The dish

Fraternity.

“The heart,” he said, “is a dark well; its depth unknown. I have lived eighty years. I am still drawing water.”
“Draw a little for me, Dad.”

I found John Galsworthy’s 1906 book Fraternity via a book trail: One book mentioned another book which mentioned this book. I’ve had pretty good luck with book trails in the past; one of my best finds via a book trail was discovering Booth Tarkington by a mention of one of his novels in F. Scott Fitzgerald’s This Side of Paradise.

Fraternity itself is a quirky book, something of a satire of upper-middle-class attitudes towards the lower classes in turn-of-the-century England. The plot of the book revolves around the slow-burn relationship between Hilary, the emotionally estranged husband of Bianca, and a young model named Ivy who comes to pose for a portrait Bianca is painting. But the book itself is more concerned with the way that the extended family of which Hilary is a part views “those people” – the truly poor, but also simply the working classes, the less fortunate but not poor (like Ivy), and the riffraff who inhabit the parts of London where decent folk simply aren’t seen.

Galsworthy showcases a dry wit, sprinkling the novel with smart-assed rejoinders and silly names (the pious, loyal butler named Creed; the socialite named Mrs. Talents Smallpeace; the intimidating activist named Mary Daunt), and also treating the upper-class denizens of the book with just a touch of disdain for their snobbery.
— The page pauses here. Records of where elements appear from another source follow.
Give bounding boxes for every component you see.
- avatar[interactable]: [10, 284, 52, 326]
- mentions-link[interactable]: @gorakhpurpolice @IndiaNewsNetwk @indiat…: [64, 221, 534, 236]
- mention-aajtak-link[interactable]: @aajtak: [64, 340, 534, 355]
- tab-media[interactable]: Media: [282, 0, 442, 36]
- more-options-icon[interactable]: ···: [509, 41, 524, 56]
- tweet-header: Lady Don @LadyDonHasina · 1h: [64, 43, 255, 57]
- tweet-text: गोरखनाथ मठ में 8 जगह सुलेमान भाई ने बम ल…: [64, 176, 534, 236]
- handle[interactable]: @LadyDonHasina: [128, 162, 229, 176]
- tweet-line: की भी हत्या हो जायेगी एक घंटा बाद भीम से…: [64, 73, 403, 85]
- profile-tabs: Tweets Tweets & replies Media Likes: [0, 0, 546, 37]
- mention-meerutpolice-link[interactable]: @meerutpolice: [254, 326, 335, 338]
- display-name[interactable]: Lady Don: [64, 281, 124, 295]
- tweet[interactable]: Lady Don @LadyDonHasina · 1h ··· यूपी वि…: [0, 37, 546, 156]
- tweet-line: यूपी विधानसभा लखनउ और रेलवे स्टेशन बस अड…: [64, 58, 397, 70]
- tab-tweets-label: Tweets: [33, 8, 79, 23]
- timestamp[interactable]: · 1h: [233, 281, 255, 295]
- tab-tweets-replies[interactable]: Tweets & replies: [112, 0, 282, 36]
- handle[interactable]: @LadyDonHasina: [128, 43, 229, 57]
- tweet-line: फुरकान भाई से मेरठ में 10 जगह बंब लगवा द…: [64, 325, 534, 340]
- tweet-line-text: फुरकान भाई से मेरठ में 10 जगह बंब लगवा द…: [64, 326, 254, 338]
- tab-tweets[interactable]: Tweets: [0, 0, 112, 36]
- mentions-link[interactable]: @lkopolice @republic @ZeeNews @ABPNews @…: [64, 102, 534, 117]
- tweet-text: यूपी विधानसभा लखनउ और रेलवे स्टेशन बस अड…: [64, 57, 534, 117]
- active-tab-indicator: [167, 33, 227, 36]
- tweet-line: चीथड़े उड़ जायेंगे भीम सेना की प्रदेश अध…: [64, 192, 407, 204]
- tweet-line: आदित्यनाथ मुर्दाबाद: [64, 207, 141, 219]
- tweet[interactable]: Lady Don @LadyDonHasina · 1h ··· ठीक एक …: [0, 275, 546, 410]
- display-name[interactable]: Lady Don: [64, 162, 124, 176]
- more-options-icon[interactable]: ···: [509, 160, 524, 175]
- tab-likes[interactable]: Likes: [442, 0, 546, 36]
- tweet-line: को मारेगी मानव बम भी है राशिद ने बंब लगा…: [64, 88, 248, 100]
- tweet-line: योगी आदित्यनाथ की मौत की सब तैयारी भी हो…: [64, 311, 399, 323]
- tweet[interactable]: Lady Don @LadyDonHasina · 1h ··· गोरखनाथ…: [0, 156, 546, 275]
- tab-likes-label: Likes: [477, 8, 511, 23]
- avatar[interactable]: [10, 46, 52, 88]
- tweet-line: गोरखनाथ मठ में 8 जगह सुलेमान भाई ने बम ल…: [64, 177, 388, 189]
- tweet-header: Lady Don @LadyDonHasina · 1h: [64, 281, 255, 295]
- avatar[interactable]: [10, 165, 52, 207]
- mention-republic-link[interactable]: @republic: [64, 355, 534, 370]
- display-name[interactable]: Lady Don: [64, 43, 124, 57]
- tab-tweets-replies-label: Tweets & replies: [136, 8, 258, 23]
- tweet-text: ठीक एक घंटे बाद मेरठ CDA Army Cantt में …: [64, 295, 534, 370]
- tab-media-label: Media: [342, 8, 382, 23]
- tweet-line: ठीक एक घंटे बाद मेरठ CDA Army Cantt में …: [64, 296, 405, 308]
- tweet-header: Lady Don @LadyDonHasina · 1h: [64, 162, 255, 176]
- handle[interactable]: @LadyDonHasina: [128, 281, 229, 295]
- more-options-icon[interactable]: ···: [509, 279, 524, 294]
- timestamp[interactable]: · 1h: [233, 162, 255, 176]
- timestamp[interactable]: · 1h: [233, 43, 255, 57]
The story moves along quickly, in part because of copious amounts of dialogue – both real and imagined, as Galsworthy likes to describe facial expressions with quotes that explain what the person might be thinking – and also because of the various minor subplots among the various characters in Hilary and Bianca’s family. It’s a minor work of literature that for whatever reason seems to have been swept aside, perhaps because of the wave of more serious English novels that followed in the 1910s and 1920s.